FPGAs offer many advantages over traditional CPU/GPU acceleration, including a custom architecture capable of implementing any function that can run on a processor, resulting in better performance at lower power dissipation. When compared with processor architectures, the structures that comprise the programmable logic (PL) fabric in an AMD device enable a high degree of parallelism in application execution.

The following are key concepts for creating accelerated applications on FPGAs resulting in greater acceleration performance vs CPU:

  • Applications written for CPU and FPGA are quite different, and rewriting the functions to be accelerated on an FPGA is required. Functions are executed sequentially on the CPU and must infer parallelism on FPGA for greater performance.
  • For application acceleration, the software program is split into a host application that runs on the CPU and compute functions, or kernels that run on the Alveo data center accelerator card.
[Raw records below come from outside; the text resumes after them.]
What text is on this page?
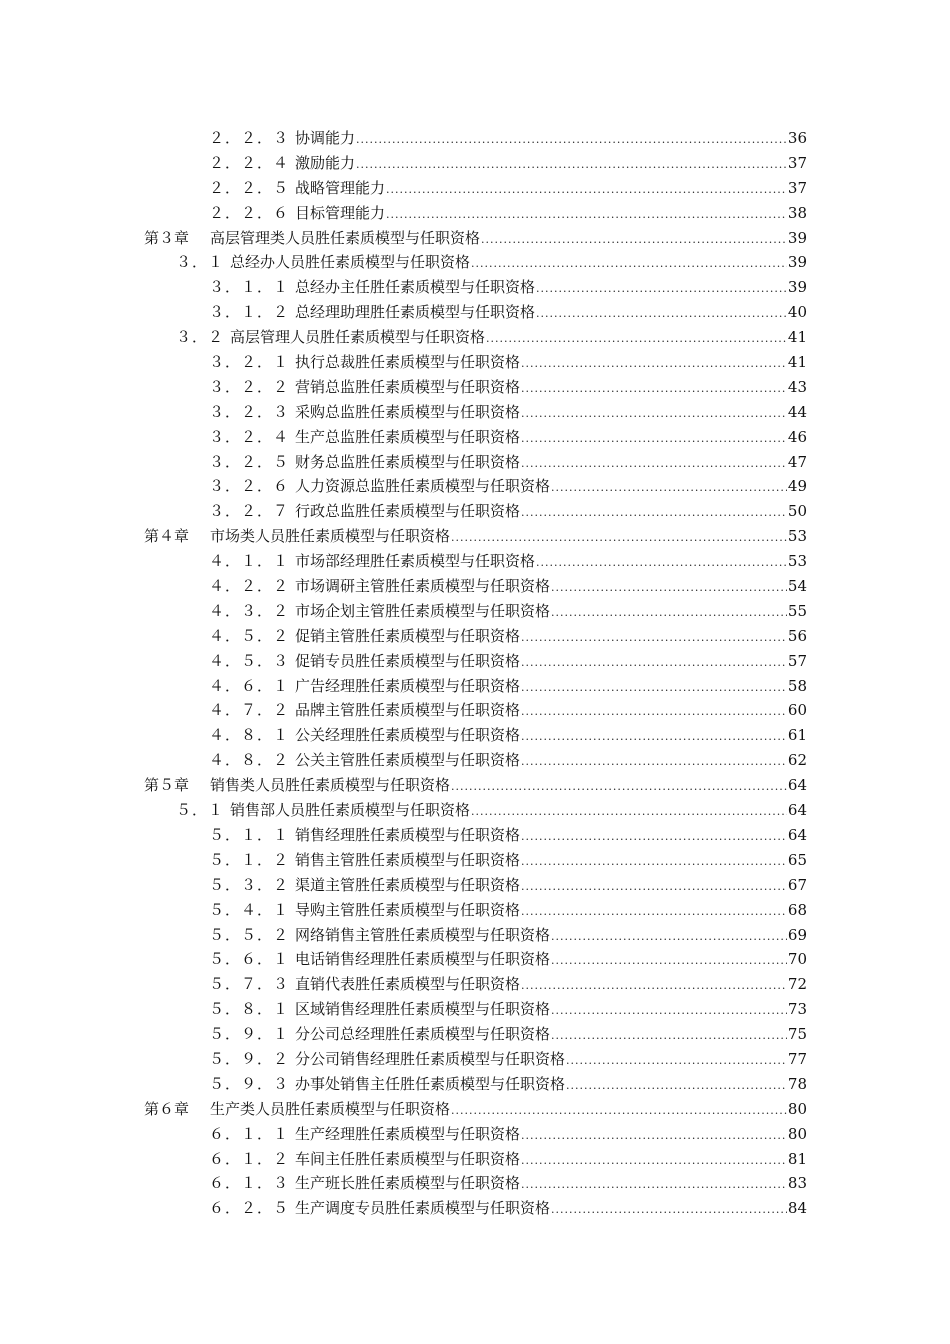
２．２．３ 协调能力 .....	36
２．２．４ 激励能力 .....	37
２．２．５ 战略管理能力 .....	37
２．２．６ 目标管理能力 .....	38
第３章	高层管理类人员胜任素质模型与任职资格 .....	39
３．１ 总经办人员胜任素质模型与任职资格 .....	39
３．１．１ 总经办主任胜任素质模型与任职资格 .....	39
３．１．２ 总经理助理胜任素质模型与任职资格 .....	40
３．２ 高层管理人员胜任素质模型与任职资格 .....	41
３．２．１ 执行总裁胜任素质模型与任职资格 .....	41
３．２．２ 营销总监胜任素质模型与任职资格 .....	43
３．２．３ 采购总监胜任素质模型与任职资格 .....	44
３．２．４ 生产总监胜任素质模型与任职资格 .....	46
３．２．５ 财务总监胜任素质模型与任职资格 .....	47
３．２．６ 人力资源总监胜任素质模型与任职资格 .....	49
３．２．７ 行政总监胜任素质模型与任职资格 .....	50
第４章	市场类人员胜任素质模型与任职资格 .....	53
４．１．１ 市场部经理胜任素质模型与任职资格 .....	53
４．２．２ 市场调研主管胜任素质模型与任职资格 .....	54
４．３．２ 市场企划主管胜任素质模型与任职资格 .....	55
４．５．２ 促销主管胜任素质模型与任职资格 .....	56
４．５．３ 促销专员胜任素质模型与任职资格 .....	57
４．６．１ 广告经理胜任素质模型与任职资格 .....	58
４．７．２ 品牌主管胜任素质模型与任职资格 .....	60
４．８．１ 公关经理胜任素质模型与任职资格 .....	61
４．８．２ 公关主管胜任素质模型与任职资格 .....	62
第５章	销售类人员胜任素质模型与任职资格 .....	64
５．１ 销售部人员胜任素质模型与任职资格 .....	64
５．１．１ 销售经理胜任素质模型与任职资格 .....	64
５．１．２ 销售主管胜任素质模型与任职资格 .....	65
５．３．２ 渠道主管胜任素质模型与任职资格 .....	67
５．４．１ 导购主管胜任素质模型与任职资格 .....	68
５．５．２ 网络销售主管胜任素质模型与任职资格 .....	69
５．６．１ 电话销售经理胜任素质模型与任职资格 .....	70
５．７．３ 直销代表胜任素质模型与任职资格 .....	72
５．８．１ 区域销售经理胜任素质模型与任职资格 .....	73
５．９．１ 分公司总经理胜任素质模型与任职资格 .....	75
５．９．２ 分公司销售经理胜任素质模型与任职资格 .....	77
５．９．３ 办事处销售主任胜任素质模型与任职资格 .....	78
第６章	生产类人员胜任素质模型与任职资格 .....	80
６．１．１ 生产经理胜任素质模型与任职资格 .....	80
６．１．２ 车间主任胜任素质模型与任职资格 .....	81
６．１．３ 生产班长胜任素质模型与任职资格 .....	83
６．２．５ 生产调度专员胜任素质模型与任职资格 .....	84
The XRT runtime library provides an API enabling the host application to interact with the kernels on the accelerator cards.
  • Data transfers between the host and global memory introduce latency, which can be costly to the overall application. To achieve acceleration in a real system, the performance achieved by the hardware acceleration kernels must outweigh the added latency of the data transfers.
  • The software developer should profile the original application and identify functions with the potential to be accelerated. Once the target functions are identified, a performance budget for each kernel should be determined to meet the overall application performance goal.
  • The memory hierarchy plays a key role in overall application performance. The memory accessed by kernels should be grouped as memory reads and writes in separate functions using a load-compute-store architecture. The kernels should access contiguous memory if possible and the number of accesses should be optimized by removing redundant accesses or by creating a local cache.

You are encouraged to review this material and the extended material referred to in the following topics. After reviewing this document that lists key concepts and examples along with extended reference material, you should have a practical understanding for developing or modifying existing functions to be targeted for acceleration with proper architecture that meets your performance needs.